From Investors Business Daily:
Posted 12/13/2005
Patriot Act: Four years of responsible behavior by the feds should count for something, as should four years of effective defense against terrorist attacks.
As the House and Senate prepare this week to vote on renewing the most crucial law in the global war on terror, it's worth nothing two big things that have not happened since Sept. 11, 2001.
First, there has been no major act of terrorism on U.S. soil since then. The toll in America — including such things as the anthrax mailings that killed five shortly after 9-11 — is still remarkably low.
After all, America is the prime target of Islamist terror networks. Effective law enforcement must get some credit, as should the legal tools given to federal authorities in the Patriot Act, passed in the fall of 2001 by overwhelming majorities in Congress.

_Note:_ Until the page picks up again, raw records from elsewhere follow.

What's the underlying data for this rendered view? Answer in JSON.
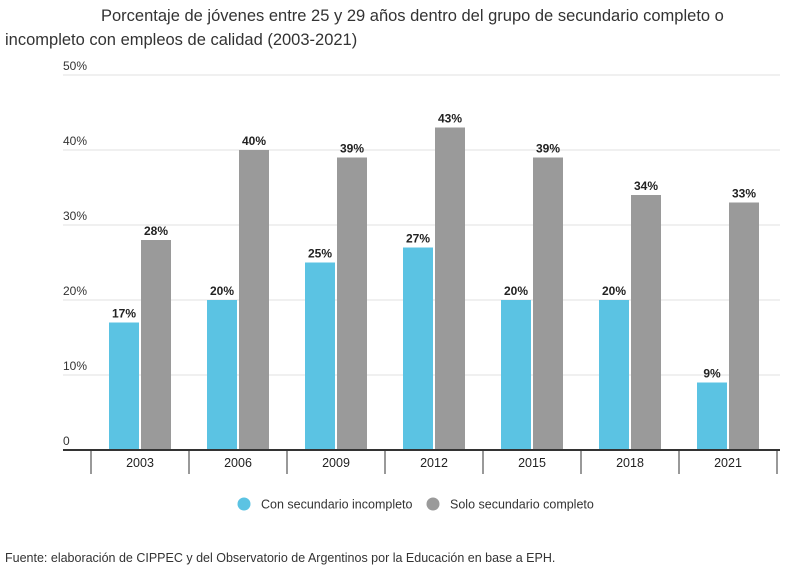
{
  "title_line1": "Porcentaje de jóvenes entre 25 y 29 años dentro del grupo de secundario completo o",
  "title_line2": "incompleto con empleos de calidad (2003-2021)",
  "source": "Fuente: elaboración de CIPPEC y del Observatorio de Argentinos por la Educación en base a EPH.",
  "colors": {
    "incompleto": "#5bc3e3",
    "completo": "#9a9a9a",
    "grid": "#e0e0e0",
    "axis": "#333333"
  },
  "chart_data": {
    "type": "bar",
    "title": "Porcentaje de jóvenes entre 25 y 29 años dentro del grupo de secundario completo o incompleto con empleos de calidad (2003-2021)",
    "categories": [
      "2003",
      "2006",
      "2009",
      "2012",
      "2015",
      "2018",
      "2021"
    ],
    "series": [
      {
        "name": "Con secundario incompleto",
        "values": [
          17,
          20,
          25,
          27,
          20,
          20,
          9
        ],
        "labels": [
          "17%",
          "20%",
          "25%",
          "27%",
          "20%",
          "20%",
          "9%"
        ]
      },
      {
        "name": "Solo secundario completo",
        "values": [
          28,
          40,
          39,
          43,
          39,
          34,
          33
        ],
        "labels": [
          "28%",
          "40%",
          "39%",
          "43%",
          "39%",
          "34%",
          "33%"
        ]
      }
    ],
    "yticks": [
      0,
      10,
      20,
      30,
      40,
      50
    ],
    "ytick_labels": [
      "0",
      "10%",
      "20%",
      "30%",
      "40%",
      "50%"
    ],
    "ylim": [
      0,
      50
    ],
    "xlabel": "",
    "ylabel": "",
    "grid": true,
    "legend": "bottom-center"
  }
}
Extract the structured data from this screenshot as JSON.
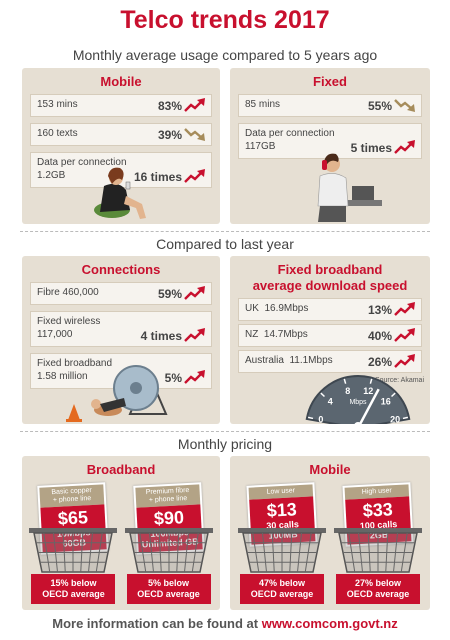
{
  "title": "Telco trends 2017",
  "sections": [
    {
      "heading": "Monthly average usage compared to 5 years ago",
      "panels": [
        {
          "title": "Mobile",
          "rows": [
            {
              "label": [
                "153 mins"
              ],
              "value": "83%",
              "trend": "up"
            },
            {
              "label": [
                "160 texts"
              ],
              "value": "39%",
              "trend": "down"
            },
            {
              "label": [
                "Data per connection",
                "1.2GB"
              ],
              "value": "16 times",
              "trend": "up"
            }
          ]
        },
        {
          "title": "Fixed",
          "rows": [
            {
              "label": [
                "85 mins"
              ],
              "value": "55%",
              "trend": "down"
            },
            {
              "label": [
                "Data per connection",
                "117GB"
              ],
              "value": "5 times",
              "trend": "up"
            }
          ]
        }
      ]
    },
    {
      "heading": "Compared to last year",
      "panels": [
        {
          "title": "Connections",
          "rows": [
            {
              "label": [
                "Fibre 460,000"
              ],
              "value": "59%",
              "trend": "up"
            },
            {
              "label": [
                "Fixed wireless",
                "117,000"
              ],
              "value": "4 times",
              "trend": "up"
            },
            {
              "label": [
                "Fixed broadband",
                "1.58 million"
              ],
              "value": "5%",
              "trend": "up"
            }
          ]
        },
        {
          "title": [
            "Fixed broadband",
            "average download speed"
          ],
          "rows": [
            {
              "label": [
                "UK  16.9Mbps"
              ],
              "value": "13%",
              "trend": "up"
            },
            {
              "label": [
                "NZ  14.7Mbps"
              ],
              "value": "40%",
              "trend": "up"
            },
            {
              "label": [
                "Australia  11.1Mbps"
              ],
              "value": "26%",
              "trend": "up"
            }
          ],
          "source": "Source: Akamai",
          "gauge": {
            "ticks": [
              0,
              4,
              8,
              12,
              16,
              20
            ],
            "unit": "Mbps"
          }
        }
      ]
    },
    {
      "heading": "Monthly pricing",
      "panels": [
        {
          "title": "Broadband",
          "plans": [
            {
              "tag": [
                "Basic copper",
                "+ phone line"
              ],
              "price": "$65",
              "details": [
                "10Mbps",
                "60GB"
              ],
              "note": [
                "15% below",
                "OECD average"
              ]
            },
            {
              "tag": [
                "Premium fibre",
                "+ phone line"
              ],
              "price": "$90",
              "details": [
                "100Mbps",
                "Unlimited GB"
              ],
              "note": [
                "5% below",
                "OECD average"
              ]
            }
          ]
        },
        {
          "title": "Mobile",
          "plans": [
            {
              "tag": [
                "Low user"
              ],
              "price": "$13",
              "details": [
                "30 calls",
                "100MB"
              ],
              "note": [
                "47% below",
                "OECD average"
              ]
            },
            {
              "tag": [
                "High user"
              ],
              "price": "$33",
              "details": [
                "100 calls",
                "2GB"
              ],
              "note": [
                "27% below",
                "OECD average"
              ]
            }
          ]
        }
      ]
    }
  ],
  "footer": {
    "text": "More information can be found at",
    "link": "www.comcom.govt.nz"
  }
}
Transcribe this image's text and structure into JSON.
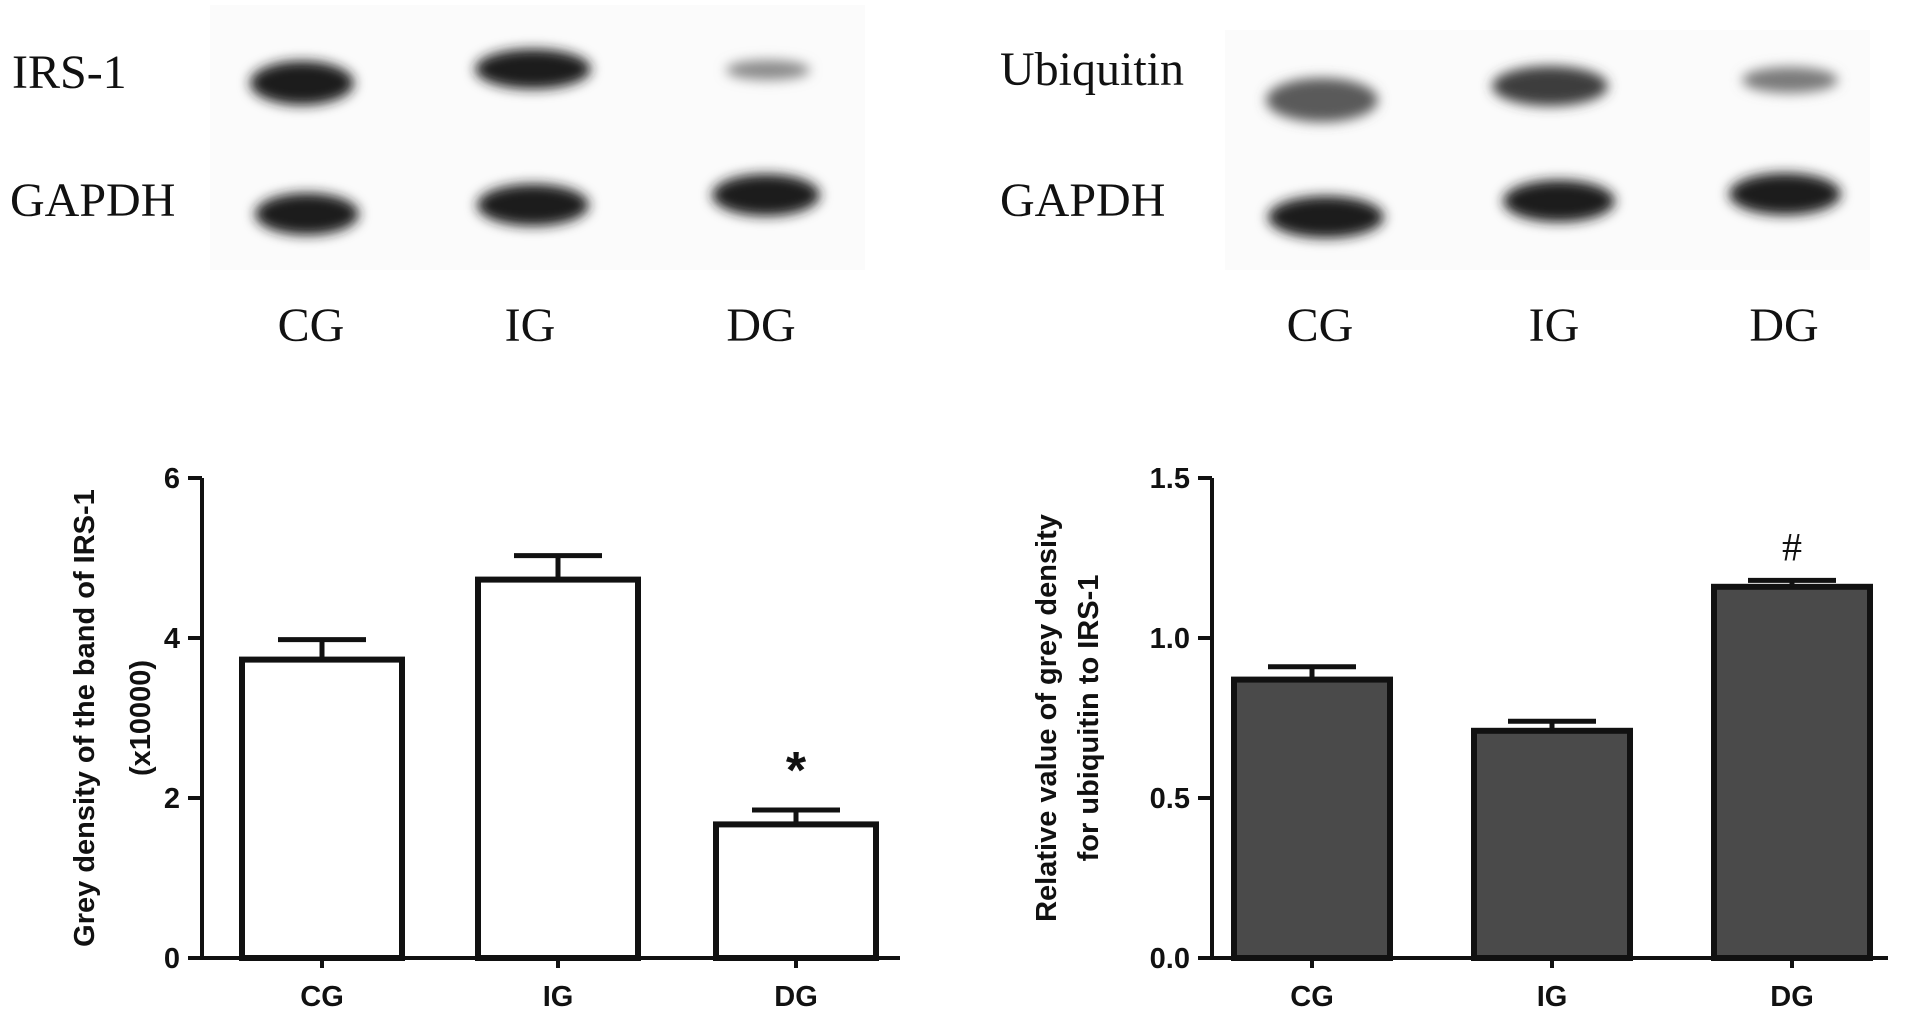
{
  "blots": {
    "left": {
      "row_labels": [
        "IRS-1",
        "GAPDH"
      ],
      "lane_labels": [
        "CG",
        "IG",
        "DG"
      ]
    },
    "right": {
      "row_labels": [
        "Ubiquitin",
        "GAPDH"
      ],
      "lane_labels": [
        "CG",
        "IG",
        "DG"
      ]
    }
  },
  "chart_data": [
    {
      "type": "bar",
      "categories": [
        "CG",
        "IG",
        "DG"
      ],
      "values": [
        3.73,
        4.73,
        1.67
      ],
      "errors": [
        0.25,
        0.3,
        0.18
      ],
      "annotations": [
        "",
        "",
        "*"
      ],
      "ylabel": "Grey density of the band of IRS-1 (x10000)",
      "ylabel_lines": [
        "Grey density of the band of IRS-1",
        "(x10000)"
      ],
      "ylim": [
        0,
        6
      ],
      "yticks": [
        0,
        2,
        4,
        6
      ],
      "ytick_labels": [
        "0",
        "2",
        "4",
        "6"
      ],
      "bar_color": "#ffffff"
    },
    {
      "type": "bar",
      "categories": [
        "CG",
        "IG",
        "DG"
      ],
      "values": [
        0.87,
        0.71,
        1.16
      ],
      "errors": [
        0.04,
        0.03,
        0.02
      ],
      "annotations": [
        "",
        "",
        "#"
      ],
      "ylabel": "Relative value of grey density for ubiquitin to IRS-1",
      "ylabel_lines": [
        "Relative value of grey density",
        "for ubiquitin to IRS-1"
      ],
      "ylim": [
        0,
        1.5
      ],
      "yticks": [
        0,
        0.5,
        1.0,
        1.5
      ],
      "ytick_labels": [
        "0.0",
        "0.5",
        "1.0",
        "1.5"
      ],
      "bar_color": "#4a4a4a"
    }
  ]
}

This brings us to the other dog that didn't bark. Despite much hand-wringing over the imminent death of privacy and other civil liberties under the Patriot Act, real (as opposed to hypothetical) life has not changed much for Americans.
We still live in a free country. Nightmare scenarios — like that of innocent citizens being hauled off in handcuffs for checking out the wrong library book — have not materialized.
The federal government does have more power than before 9-11 to gather data and share it among agencies, notably the FBI and CIA. Use of that power has been watched by a skeptical press and libertarians, both left and right. Patriot Act critics still aren't happy, but they've not turned up major abuses or rights violations.
That lack of hard evidence against the Patriot Act won't stop the debate over the what-ifs. Every power given to government carries some potential for abuse, and the hypothetical should never be completely ignored.
But there is also a four-year track record to consider. Since the Patriot Act was signed into law, the government by all fact-based accounts appears to have used it appropriately. In other words, it's showing itself able to carry out its new wartime security activities while respecting Americans' traditional liberties.
Will it continue to do so? No one can guarantee that, and there will always be a need for oversight from Congress and responsible private groups. But there's also no turning back to the pre-9-11 limits on surveillance and data sharing.
The old rules were adequate for solving crimes and building prosecutable cases. What 9-11 showed was the urgent need to detect suspicious activity, interpret it accurately and thwart terrorist plots before a massacre.
Last week, House and Senate Republicans worked out a deal to extend the Patriot Act provisions that were due to expire this month. Most of the law would be made permanent, with a couple of controversial sections — including one allowing searches of library records — extended for four years. This is a reasonable response to the continuing terror threat and the government's good behavior.
Some Democrats and Republicans have proposed extending the Patriot Act for only three months to prolong the debate over which provisions to make permanent and which to change. And at least one Democrat, Russ Feingold, threatened to filibuster the bill before the Senate this week.
Both moves would send the wrong signal — that America is becoming complacent about terror and is willing to weaken the legal foundations of its war on terror. The Patriot Act needs to be renewed now because it is working exactly as it should.